The retrospective nature of the compensation scheme of last resort (CSLR) levy that is to be imposed on advisers will place a heavy strain on financial advisers and runs counter to efforts to make advice more accessible and affordable, the SMSF Association has claimed.
Following the announcement the CSLR will impose a levy of $18.5 million on the financial advice sector, or about $1200 per adviser, for the next financial year, SMSF Association chief executive Peter Burgess has been critical of the fact the impost applies to complaints made before the creation of the scheme.
“It is extremely concerning that financial advisers are being asked to fund compensation claims for events that occurred before the scheme was operational,” Burgess said, referencing legacy payments before the Australian Financial Complaints Authority (AFCA) that predate the scheme’s commencement on 2 April this year.
He specifically noted there were 2000 legacy payment claims before AFCA related to Dixon Advisory, which went into administration in early 2022, that current practising advisers and licensees would have to pay for from the levy.
“We acknowledge the challenges associated with basing the levy on the date the claim was made rather than the date the claim was finalised, but to alleviate the current financial pressures on financial advisers, the government has a perfect opportunity to get behind the financial advice industry and agree to fund a much greater proportion of these legacy claims,” he said.

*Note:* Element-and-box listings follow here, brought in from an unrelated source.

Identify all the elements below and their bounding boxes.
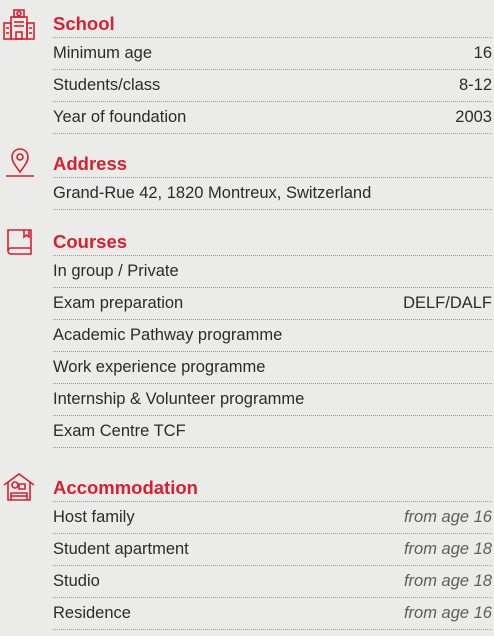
address-section: Address Grand-Rue 42, 1820 Montreux, Swi…: [0, 146, 494, 210]
address-text: Grand-Rue 42, 1820 Montreux, Switzerland: [53, 184, 372, 202]
accommodation-row: Student apartment from age 18: [53, 534, 492, 566]
school-section: School Minimum age 16 Students/class 8-1…: [0, 6, 494, 134]
course-label: Exam preparation: [53, 294, 184, 312]
school-info-panel: School Minimum age 16 Students/class 8-1…: [0, 0, 494, 636]
address-row: Grand-Rue 42, 1820 Montreux, Switzerland: [53, 178, 492, 210]
accommodation-label: Host family: [53, 508, 135, 526]
school-row: Students/class 8-12: [53, 70, 492, 102]
accommodation-header: Accommodation: [0, 470, 494, 502]
course-label: In group / Private: [53, 262, 179, 280]
accommodation-row: Residence from age 16: [53, 598, 492, 630]
courses-header: Courses: [0, 224, 494, 256]
accommodation-age: from age 16: [403, 508, 492, 526]
school-row-value: 8-12: [458, 76, 492, 94]
course-label: Academic Pathway programme: [53, 326, 283, 344]
school-row-label: Minimum age: [53, 44, 153, 62]
course-row: Academic Pathway programme: [53, 320, 492, 352]
course-row: Internship & Volunteer programme: [53, 384, 492, 416]
school-row: Year of foundation 2003: [53, 102, 492, 134]
course-label: Exam Centre TCF: [53, 422, 186, 440]
course-row: Exam preparation DELF/DALF: [53, 288, 492, 320]
accommodation-title: Accommodation: [53, 477, 198, 498]
school-header: School: [0, 6, 494, 40]
accommodation-label: Studio: [53, 572, 100, 590]
accommodation-row: Host family from age 16: [53, 502, 492, 534]
school-building-icon: [2, 6, 36, 40]
book-icon: [2, 224, 36, 258]
location-pin-icon: [2, 146, 36, 180]
accommodation-row: Studio from age 18: [53, 566, 492, 598]
courses-title: Courses: [53, 231, 128, 252]
course-row: Exam Centre TCF: [53, 416, 492, 448]
accommodation-age: from age 18: [403, 540, 492, 558]
address-header: Address: [0, 146, 494, 178]
courses-section: Courses In group / Private Exam preparat…: [0, 224, 494, 448]
school-row-label: Students/class: [53, 76, 161, 94]
course-label: Work experience programme: [53, 358, 266, 376]
accommodation-age: from age 18: [403, 572, 492, 590]
school-row-label: Year of foundation: [53, 108, 187, 126]
accommodation-label: Student apartment: [53, 540, 189, 558]
school-title: School: [53, 13, 115, 34]
house-icon: [2, 470, 36, 504]
course-row: Work experience programme: [53, 352, 492, 384]
accommodation-label: Residence: [53, 604, 131, 622]
school-row-value: 16: [473, 44, 492, 62]
course-value: DELF/DALF: [403, 294, 492, 312]
accommodation-section: Accommodation Host family from age 16 St…: [0, 470, 494, 630]
address-title: Address: [53, 153, 128, 174]
school-row: Minimum age 16: [53, 38, 492, 70]
course-row: In group / Private: [53, 256, 492, 288]
accommodation-age: from age 16: [403, 604, 492, 622]
course-label: Internship & Volunteer programme: [53, 390, 305, 408]
school-row-value: 2003: [455, 108, 492, 126]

He added the CSLR levy when combined with the Australian Securities and Investments Commission (ASIC) supervisory fee of $1500 per Australian financial services licensee and $2818 per adviser would place an “intolerable strain” on the advice sector.

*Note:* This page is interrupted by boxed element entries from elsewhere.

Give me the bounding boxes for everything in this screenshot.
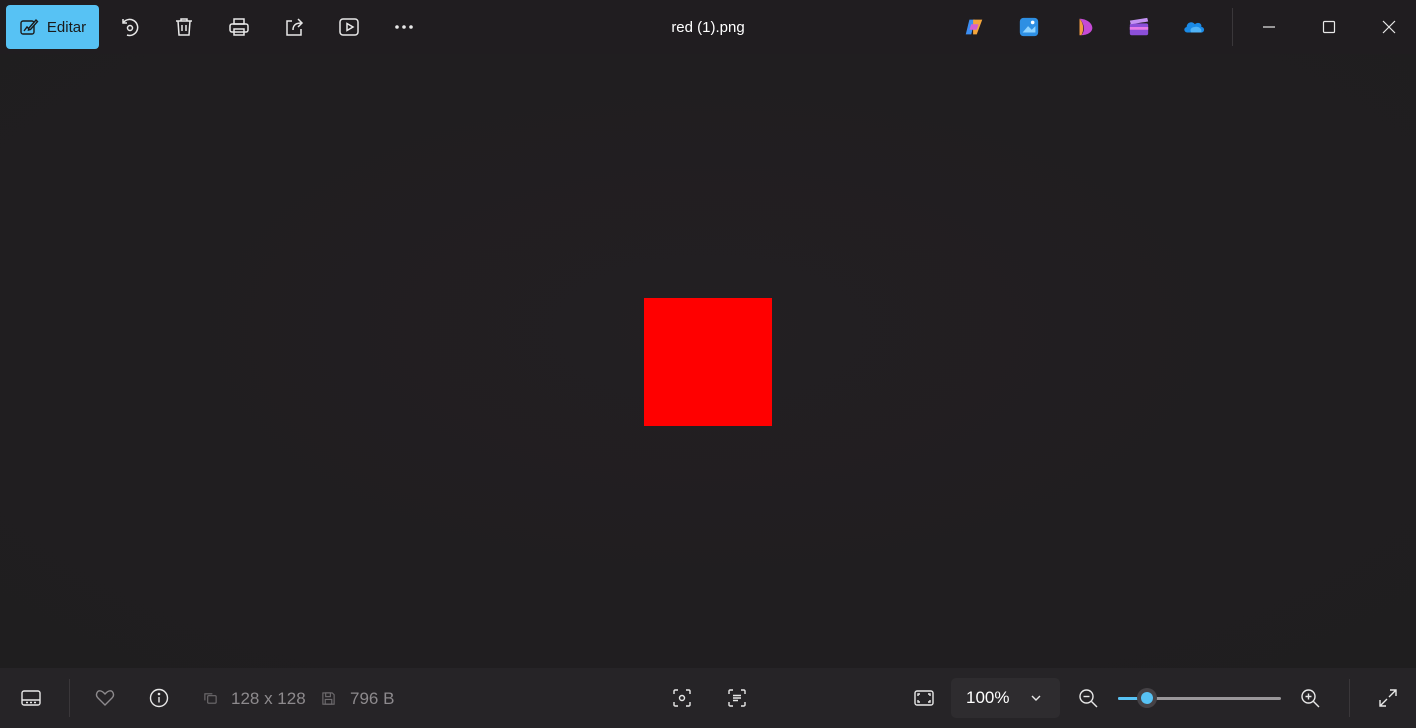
slideshow-button[interactable] (334, 12, 364, 42)
clipchamp-app-icon (1129, 17, 1149, 36)
close-button[interactable] (1374, 12, 1404, 42)
onedrive-app-button[interactable] (1182, 15, 1206, 39)
more-icon (395, 25, 413, 29)
image-creator-app-button[interactable] (1017, 15, 1041, 39)
zoom-level-value: 100% (966, 688, 1010, 707)
copilot-app-button[interactable] (962, 15, 986, 39)
edit-image-icon (20, 18, 39, 35)
rotate-button[interactable] (114, 12, 144, 42)
zoom-level-dropdown[interactable]: 100% (951, 678, 1060, 718)
zoom-out-icon (1079, 689, 1098, 708)
designer-app-button[interactable] (1073, 15, 1097, 39)
maximize-icon (1322, 20, 1336, 34)
visual-search-icon (673, 689, 691, 707)
minimize-icon (1263, 26, 1275, 28)
zoom-slider-thumb[interactable] (1137, 688, 1158, 708)
full-screen-button[interactable] (1374, 684, 1402, 712)
favorite-button[interactable] (91, 684, 119, 712)
displayed-image (644, 298, 772, 426)
share-button[interactable] (279, 12, 309, 42)
filmstrip-icon (21, 690, 41, 706)
zoom-in-icon (1301, 689, 1320, 708)
delete-button[interactable] (169, 12, 199, 42)
fit-to-window-icon (914, 690, 934, 706)
window-title: red (1).png (671, 19, 745, 36)
file-size-icon (320, 690, 336, 706)
clipchamp-app-button[interactable] (1127, 15, 1151, 39)
zoom-out-button[interactable] (1074, 684, 1102, 712)
statusbar-divider-right (1349, 679, 1350, 717)
title-bar: Editar red (1).png (0, 0, 1416, 54)
more-options-button[interactable] (389, 12, 419, 42)
image-dimensions: 128 x 128 (231, 689, 306, 708)
edit-button-label: Editar (46, 18, 87, 36)
scan-text-button[interactable] (723, 684, 751, 712)
designer-app-icon (1079, 18, 1093, 36)
zoom-slider[interactable] (1118, 688, 1281, 708)
print-button[interactable] (224, 12, 254, 42)
delete-icon (176, 18, 192, 36)
onedrive-app-icon (1184, 22, 1205, 33)
slideshow-icon (339, 18, 359, 36)
scan-text-icon (728, 689, 746, 707)
maximize-button[interactable] (1314, 12, 1344, 42)
copilot-app-icon (965, 19, 983, 35)
share-icon (286, 18, 304, 36)
resolution-icon (202, 690, 218, 706)
statusbar-divider (69, 679, 70, 717)
rotate-icon (122, 18, 139, 37)
image-creator-app-icon (1019, 17, 1039, 37)
edit-button[interactable]: Editar (6, 5, 99, 49)
minimize-button[interactable] (1254, 12, 1284, 42)
visual-search-button[interactable] (668, 684, 696, 712)
filmstrip-button[interactable] (17, 684, 45, 712)
full-screen-icon (1379, 689, 1397, 707)
heart-icon (95, 690, 115, 706)
titlebar-divider (1232, 8, 1233, 46)
fit-to-window-button[interactable] (910, 684, 938, 712)
file-size: 796 B (350, 689, 395, 708)
file-info-button[interactable] (145, 684, 173, 712)
zoom-in-button[interactable] (1296, 684, 1324, 712)
info-icon (149, 688, 169, 708)
close-icon (1382, 20, 1396, 34)
chevron-down-icon (1031, 695, 1041, 701)
status-bar: 128 x 128 796 B 100% (0, 668, 1416, 728)
print-icon (229, 18, 249, 36)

“Considering the Quality of Advice Review was, in part, about how to expand access to financial advice at a time when Australia is undergoing a massive wealth transfer, then we find the retrospectivity aspect of this levy to be counterproductive,” he said.
“We are also deeply concerned for licensed accountants who, under a limited licence, cannot advise on specific investment products, but are included in the financial advice pool and therefore subject to the ASIC supervisory levy and the CSLR levy.
“Licensed accountant numbers have significantly declined and we are now at risk of losing this important cohort in the financial advice ecosystem at a time where the focus should be on accessibility and affordability of financial advice.”